According to the VSG221 glycoforms from wild-type T. brucei cells grown in the presence of the α-glucosidase inhibitor 1-deoxynojirimycin (2) (Fig. 4C), every Asn236 N-glycan is glucosylated, suggesting that the T. brucei enzyme constitutively glucosylates the N-terminal N-glycans in the biosynthesis of VSG221. This is in contrast to the situation in S. pombe, where even misfolded proteins are not quantitatively glucosylated by UGGT (22). Similarly, in the case of T. cruzi, the oligosaccharides present at the N glycosylation site of the COOH-terminal domain of cruzipain, a lysosomal glycoprotein, are glucosylated in some molecules and not in others (35).
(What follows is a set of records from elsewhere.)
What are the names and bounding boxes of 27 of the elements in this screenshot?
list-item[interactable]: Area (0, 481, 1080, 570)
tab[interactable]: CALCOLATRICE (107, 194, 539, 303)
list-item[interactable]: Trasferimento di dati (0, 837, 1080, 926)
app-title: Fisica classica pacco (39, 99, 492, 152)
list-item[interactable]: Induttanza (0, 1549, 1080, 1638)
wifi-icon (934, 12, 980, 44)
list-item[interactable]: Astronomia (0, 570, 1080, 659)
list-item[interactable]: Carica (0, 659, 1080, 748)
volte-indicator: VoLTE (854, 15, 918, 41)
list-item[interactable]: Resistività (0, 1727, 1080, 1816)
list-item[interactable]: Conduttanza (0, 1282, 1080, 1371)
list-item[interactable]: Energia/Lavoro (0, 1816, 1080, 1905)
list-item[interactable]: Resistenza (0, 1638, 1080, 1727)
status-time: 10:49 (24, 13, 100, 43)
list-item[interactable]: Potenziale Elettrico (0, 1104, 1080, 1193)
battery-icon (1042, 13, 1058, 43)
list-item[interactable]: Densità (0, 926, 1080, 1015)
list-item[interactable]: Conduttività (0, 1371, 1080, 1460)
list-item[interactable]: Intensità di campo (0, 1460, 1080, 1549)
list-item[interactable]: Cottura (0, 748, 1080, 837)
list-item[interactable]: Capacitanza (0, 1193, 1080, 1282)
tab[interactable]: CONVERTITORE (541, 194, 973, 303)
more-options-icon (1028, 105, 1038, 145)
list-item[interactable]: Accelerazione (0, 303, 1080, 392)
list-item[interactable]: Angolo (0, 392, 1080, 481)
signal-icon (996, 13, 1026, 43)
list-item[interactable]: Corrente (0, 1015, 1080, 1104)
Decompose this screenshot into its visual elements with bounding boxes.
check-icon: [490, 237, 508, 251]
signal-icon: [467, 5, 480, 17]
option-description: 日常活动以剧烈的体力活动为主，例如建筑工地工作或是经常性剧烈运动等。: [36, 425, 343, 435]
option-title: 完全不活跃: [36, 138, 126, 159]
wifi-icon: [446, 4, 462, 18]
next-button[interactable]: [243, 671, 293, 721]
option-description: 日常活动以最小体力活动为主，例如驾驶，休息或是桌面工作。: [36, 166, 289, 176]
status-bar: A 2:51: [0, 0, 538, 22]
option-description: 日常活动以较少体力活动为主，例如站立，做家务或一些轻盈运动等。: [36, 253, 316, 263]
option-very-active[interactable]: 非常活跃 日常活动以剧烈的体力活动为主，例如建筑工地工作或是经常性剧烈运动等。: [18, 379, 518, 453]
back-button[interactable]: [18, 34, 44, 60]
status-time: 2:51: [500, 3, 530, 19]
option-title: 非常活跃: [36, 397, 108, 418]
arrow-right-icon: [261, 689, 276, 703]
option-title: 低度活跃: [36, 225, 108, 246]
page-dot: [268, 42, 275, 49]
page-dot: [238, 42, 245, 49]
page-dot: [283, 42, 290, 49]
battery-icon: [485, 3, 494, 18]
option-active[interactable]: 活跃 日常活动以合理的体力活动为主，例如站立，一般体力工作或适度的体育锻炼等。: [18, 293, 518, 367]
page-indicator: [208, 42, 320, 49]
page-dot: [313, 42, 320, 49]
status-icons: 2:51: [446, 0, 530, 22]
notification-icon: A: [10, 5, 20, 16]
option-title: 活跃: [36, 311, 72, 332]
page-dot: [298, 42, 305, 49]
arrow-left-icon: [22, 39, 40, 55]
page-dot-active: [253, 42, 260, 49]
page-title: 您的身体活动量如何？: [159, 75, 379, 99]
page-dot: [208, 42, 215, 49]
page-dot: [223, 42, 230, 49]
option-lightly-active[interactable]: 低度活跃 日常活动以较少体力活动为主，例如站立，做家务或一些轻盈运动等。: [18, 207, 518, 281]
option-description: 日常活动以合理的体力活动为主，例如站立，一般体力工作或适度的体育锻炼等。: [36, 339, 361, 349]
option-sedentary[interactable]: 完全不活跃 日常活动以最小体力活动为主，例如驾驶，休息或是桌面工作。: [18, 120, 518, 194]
The constitutive glucosylation of the VSG221 Asn263 glycan and constitutive expression of Grp78/BiP in bloodstream form T. brucei suggest that although the UGGT/GII cycle clearly operates in this parasite and that without it the cells are more susceptible to elevated temperatures, the parasite does not regulate its protein folding/quality control pathway through a classical UPR (Fig. 6). Consistent with this view, searches for components of the UPR pathways, like IRE-1, ATF-6, and PERK (60), or for their ER luminal unfolded protein-sensing domains (14), failed to identify candidate T. brucei genes. Thus, we suggest that T. brucei has evolved an unregulated, classical UPR-less ER protein folding/quality control system that is constitutively active to cope with the extremely high flux of glycoprotein synthesis and export (>10⁷ glycoprotein molecules per cell division) that is required to create a VSG surface coat, upon which the organism depends for survival. Transcriptional profiling also suggests that a classical UPR does not exist in T. brucei (34). However, a nonclassical UPR-like response, linking stress to the silencing of spliced leader RNA synthesis and consequent arrest of mRNA production, was described recently (37). The latter decouples the necessity for a stress response from ER unfolded protein sensing, and this may better suit an organism with such a high constitutive flux of glycoprotein biosynthesis.